Rebeca Andrade é ouro no salto - Maja Hitij/Getty Images
Rebeca Andrade é ouro no salto Imagem: Maja Hitij/Getty Images

Alexandre Araújo

Colaboração ao UOL, no Rio de Janeiro

05/08/2021 04h00

Do "acabou o dinheiro" ao pódio olímpico. A famosa frase de Márcio Braga, então presidente do Flamengo, proferida no início de 2009, referia-se ao investimento do clube nos esportes olímpicos e dava conta de uma crise que atingia a área, com consequências, inclusive, para a ginástica. De lá para cá, o Rubro-Negro superou os percalços financeiros e, agora, vê Rebeca Andrade gravar seu nome na história do esporte brasileiro e dos Jogos Olímpicos.

A atleta conquistou duas medalhas em Tóquio, com o ouro no salto e a prata no individual geral — ela ainda foi à final do solo e ficou com a quinta colocação. Rebeca, então, se tornou a primeira ginasta a conquistar uma medalha olímpica e a primeira brasileira a ir ao pódio duas vezes em uma mesma edição.

O clube, logicamente, celebrou bastante os feitos, mas nem tudo foram flores na caminhada, que teve debates quanto a valores investidos, um incêndio e até mesmo o fim da equipe adulta por um período.

Em janeiro de 2009, Márcio Braga, em uma coletiva de imprensa, afirmou que não havia mais recursos para manter a ginástica e, durante a explicação, falou: "acabou o dinheiro" — a declaração ainda reverbera nas redes em forma de meme. Na ocasião, o mandatário fez críticas ao escopo do repasse de verbas da Lei Piva, feito pelo Comitê Olímpico Brasileiro (COB), que não atingia os clubes formadores.

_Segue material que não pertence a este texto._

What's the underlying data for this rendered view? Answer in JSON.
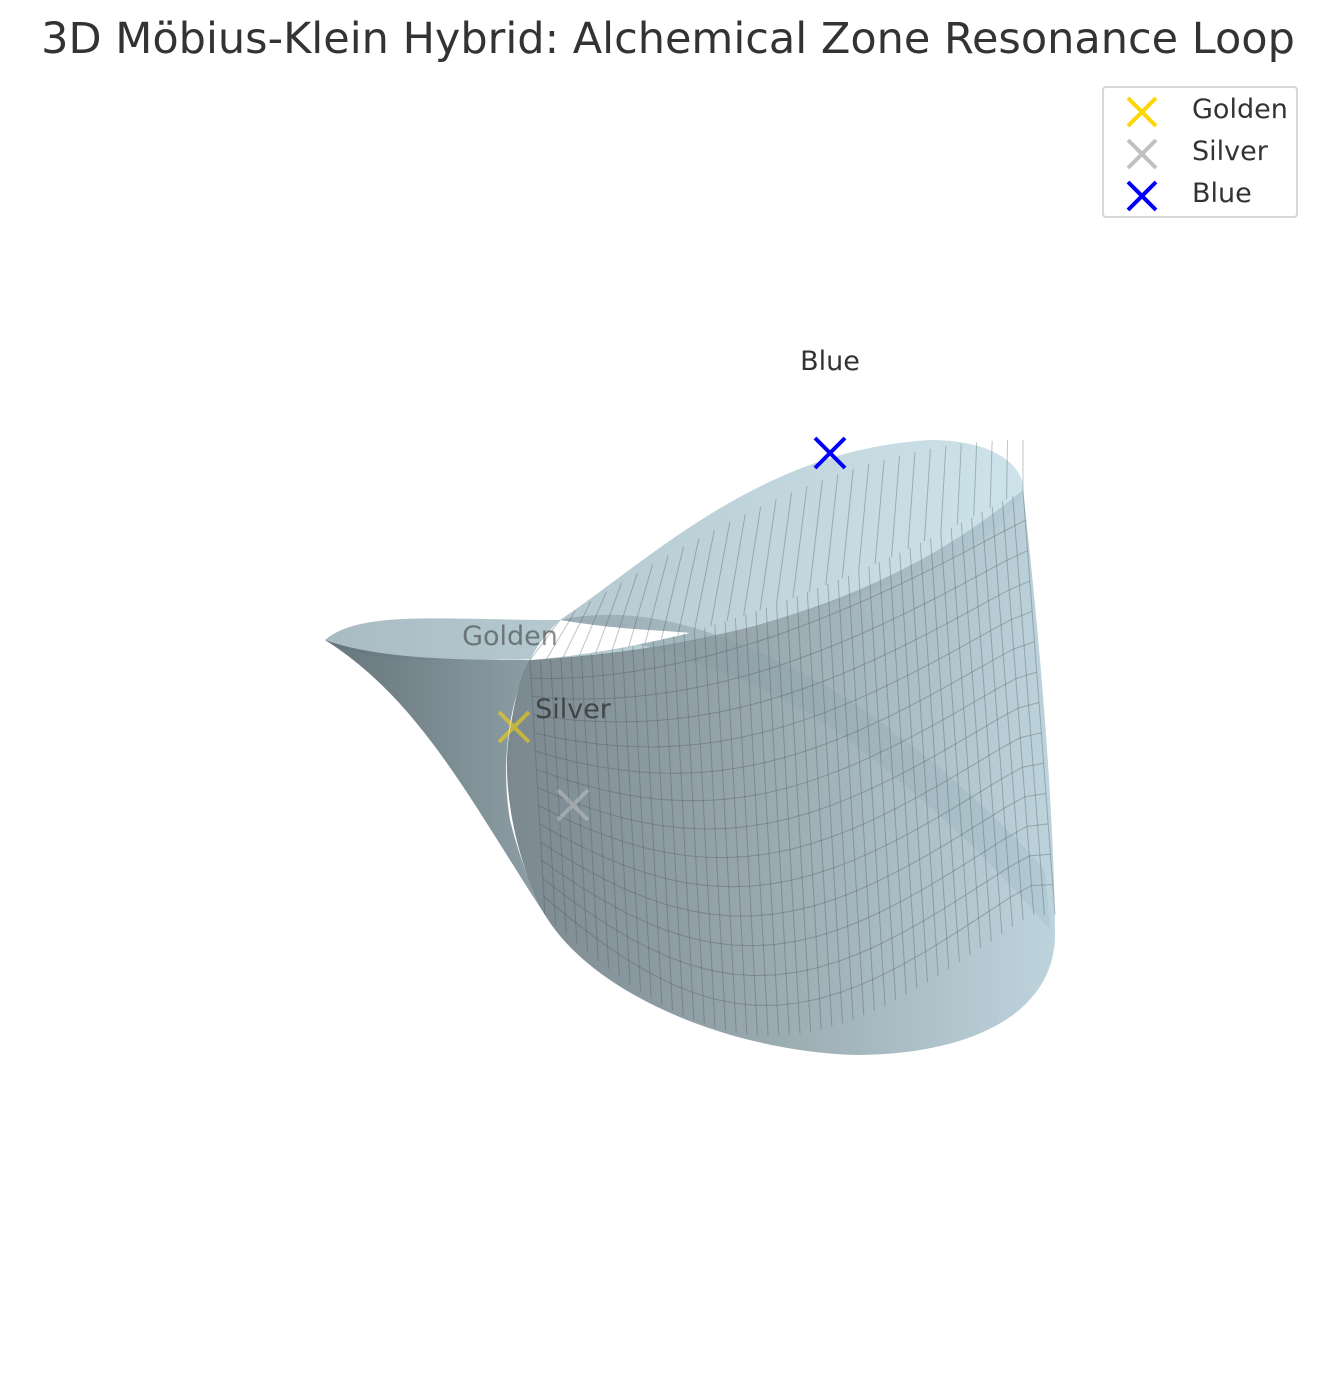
{
  "chart_data": {
    "type": "surface",
    "title": "3D Möbius-Klein Hybrid: Alchemical Zone Resonance Loop",
    "surface": {
      "colormap": "bone-like (grey to light blue)",
      "alpha": 0.6,
      "wireframe": true
    },
    "series": [
      {
        "name": "Golden",
        "marker": "x",
        "color": "#FFD700"
      },
      {
        "name": "Silver",
        "marker": "x",
        "color": "#C0C0C0"
      },
      {
        "name": "Blue",
        "marker": "x",
        "color": "#0000FF"
      }
    ],
    "annotations": [
      "Golden",
      "Silver",
      "Blue"
    ],
    "legend": {
      "position": "top-right"
    },
    "axes_visible": false
  }
}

"Foi uma luta. Aquela frase foi porque, naquele momento, quem financiava o esporte olímpico e a ginástica do Flamengo era o futebol. E não tinha mais recurso, estava quebrado. Quando competiam, usavam o uniforme do Brasil, não do Flamengo. Tivemos, inclusive, um problema pelo fato de um atleta ter costurado um patrocinador em cima do nosso e acabamos multados em 10% do valor do contrato", lembra o ex-presidente.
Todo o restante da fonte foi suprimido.